Transition brillantissime d’un opéra à l’autre : alors que Judith s’éloigne et laisse Barbe-Bleue seul, "Elle" apparaît derrière les prisons de verre. Démarche saccadée, corps tremblant, regard halluciné : elle vient de tuer son amant. La Voix humaine commence par l’image-choc de l’insoutenable douleur de la séparation qui a conduit au meurtre.


Barbara Hannigan
"Elle", c’est l’impressionnante Barbara Hannigan, figure de femme moderne qui pourrait descendre d’une couverture du magazine du même nom, en smoking griffé et talons vertigineux. Véritable révélation de la soirée, la soprano canadienne subjugue par son intensité dramatique. Alors que l’amant maculé de sang peine à traverser les brèches dans les parois de verre, "Elle" raconte au téléphone les douleurs de la rupture passionnelle. Tragédienne accomplie, à fleur de peau, la soprano n’hésite pas à chavirer dans des postures paroxystiques, les blessures d’amour sont insupportables.  

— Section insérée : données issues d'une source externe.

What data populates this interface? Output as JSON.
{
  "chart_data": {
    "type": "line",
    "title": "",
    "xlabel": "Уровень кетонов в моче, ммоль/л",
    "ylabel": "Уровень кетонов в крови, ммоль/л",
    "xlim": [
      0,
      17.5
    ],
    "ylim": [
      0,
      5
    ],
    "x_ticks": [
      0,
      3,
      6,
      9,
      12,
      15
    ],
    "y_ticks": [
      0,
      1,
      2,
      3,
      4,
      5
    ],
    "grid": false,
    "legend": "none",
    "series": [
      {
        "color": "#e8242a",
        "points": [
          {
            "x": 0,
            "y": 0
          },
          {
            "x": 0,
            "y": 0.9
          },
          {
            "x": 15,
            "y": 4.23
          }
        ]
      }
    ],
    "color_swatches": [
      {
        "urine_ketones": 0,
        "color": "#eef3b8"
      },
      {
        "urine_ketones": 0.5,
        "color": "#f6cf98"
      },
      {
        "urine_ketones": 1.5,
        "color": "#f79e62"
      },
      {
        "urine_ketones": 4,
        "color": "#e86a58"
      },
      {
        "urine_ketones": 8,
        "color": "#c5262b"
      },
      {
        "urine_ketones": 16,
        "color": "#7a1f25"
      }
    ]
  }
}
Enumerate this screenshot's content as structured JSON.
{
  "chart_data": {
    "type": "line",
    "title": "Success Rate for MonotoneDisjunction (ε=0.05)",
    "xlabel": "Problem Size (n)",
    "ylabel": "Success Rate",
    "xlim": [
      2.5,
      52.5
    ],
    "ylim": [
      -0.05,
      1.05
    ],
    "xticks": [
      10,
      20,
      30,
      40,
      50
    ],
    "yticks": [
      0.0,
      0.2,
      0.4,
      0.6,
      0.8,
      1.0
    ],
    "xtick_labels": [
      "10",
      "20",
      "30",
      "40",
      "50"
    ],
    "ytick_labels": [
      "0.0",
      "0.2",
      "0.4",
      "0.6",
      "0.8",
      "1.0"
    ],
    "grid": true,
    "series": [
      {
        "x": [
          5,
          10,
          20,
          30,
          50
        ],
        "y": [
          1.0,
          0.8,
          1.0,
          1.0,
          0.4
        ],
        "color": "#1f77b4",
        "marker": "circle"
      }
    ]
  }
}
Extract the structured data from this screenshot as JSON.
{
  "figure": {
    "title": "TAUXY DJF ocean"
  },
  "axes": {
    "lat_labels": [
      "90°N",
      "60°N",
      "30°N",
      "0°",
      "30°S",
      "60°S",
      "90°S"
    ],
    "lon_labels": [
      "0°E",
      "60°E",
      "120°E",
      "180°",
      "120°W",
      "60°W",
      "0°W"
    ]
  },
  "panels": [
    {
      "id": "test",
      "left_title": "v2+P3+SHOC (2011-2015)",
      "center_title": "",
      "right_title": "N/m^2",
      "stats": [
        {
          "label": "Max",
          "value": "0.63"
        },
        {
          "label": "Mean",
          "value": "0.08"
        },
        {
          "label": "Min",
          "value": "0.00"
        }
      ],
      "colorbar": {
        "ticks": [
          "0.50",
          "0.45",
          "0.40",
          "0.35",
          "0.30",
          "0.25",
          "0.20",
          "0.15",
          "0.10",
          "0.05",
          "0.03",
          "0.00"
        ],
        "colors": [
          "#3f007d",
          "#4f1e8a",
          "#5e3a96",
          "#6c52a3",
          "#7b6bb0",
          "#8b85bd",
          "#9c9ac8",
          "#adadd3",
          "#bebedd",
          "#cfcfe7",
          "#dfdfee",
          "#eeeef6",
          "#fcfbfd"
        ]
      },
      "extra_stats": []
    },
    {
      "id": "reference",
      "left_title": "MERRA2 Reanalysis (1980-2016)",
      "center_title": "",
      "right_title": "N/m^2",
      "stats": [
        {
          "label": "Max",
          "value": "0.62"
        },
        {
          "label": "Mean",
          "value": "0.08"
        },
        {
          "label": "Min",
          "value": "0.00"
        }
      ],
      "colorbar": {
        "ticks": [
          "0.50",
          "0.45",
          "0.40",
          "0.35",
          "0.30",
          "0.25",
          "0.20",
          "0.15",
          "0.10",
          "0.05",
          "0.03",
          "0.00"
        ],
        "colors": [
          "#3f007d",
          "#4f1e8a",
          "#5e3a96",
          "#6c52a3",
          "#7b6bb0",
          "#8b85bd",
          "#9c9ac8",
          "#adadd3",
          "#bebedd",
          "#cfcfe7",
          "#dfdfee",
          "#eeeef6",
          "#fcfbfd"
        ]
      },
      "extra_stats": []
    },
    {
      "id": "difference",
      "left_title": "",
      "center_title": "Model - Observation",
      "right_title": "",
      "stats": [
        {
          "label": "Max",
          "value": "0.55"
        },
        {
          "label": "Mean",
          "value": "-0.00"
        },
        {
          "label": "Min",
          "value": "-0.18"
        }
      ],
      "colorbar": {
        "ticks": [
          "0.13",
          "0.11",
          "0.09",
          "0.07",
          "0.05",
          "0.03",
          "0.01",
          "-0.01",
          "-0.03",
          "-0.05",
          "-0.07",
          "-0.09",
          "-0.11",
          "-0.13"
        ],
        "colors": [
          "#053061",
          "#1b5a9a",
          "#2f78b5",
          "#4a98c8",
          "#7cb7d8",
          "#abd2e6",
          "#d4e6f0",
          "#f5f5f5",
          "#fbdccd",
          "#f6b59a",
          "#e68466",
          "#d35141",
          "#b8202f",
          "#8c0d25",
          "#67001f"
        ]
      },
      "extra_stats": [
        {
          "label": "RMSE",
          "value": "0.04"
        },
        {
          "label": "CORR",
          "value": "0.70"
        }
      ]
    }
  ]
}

Autre magicien des lieux, Esa-Pekka Salonen et sa baguette magique qui accompagne cette traversée de miroirs toute en délicatesse orchestrale.



Le Château de Barbe-Bleue/La Voix humaine, de Béla Bartók et Francis Poulenc 
Jusqu’au 12 décembre à l’Opéra Garnier
Mise en scène de Krzysztof Warlikowski - Direction musicale d’Esa-Pekka Salonen -
Avec Ekaterina Gubanova (Judith), John Relyea (Le Prince Barbe-Bleue) et Barbara Hannigan (Elle).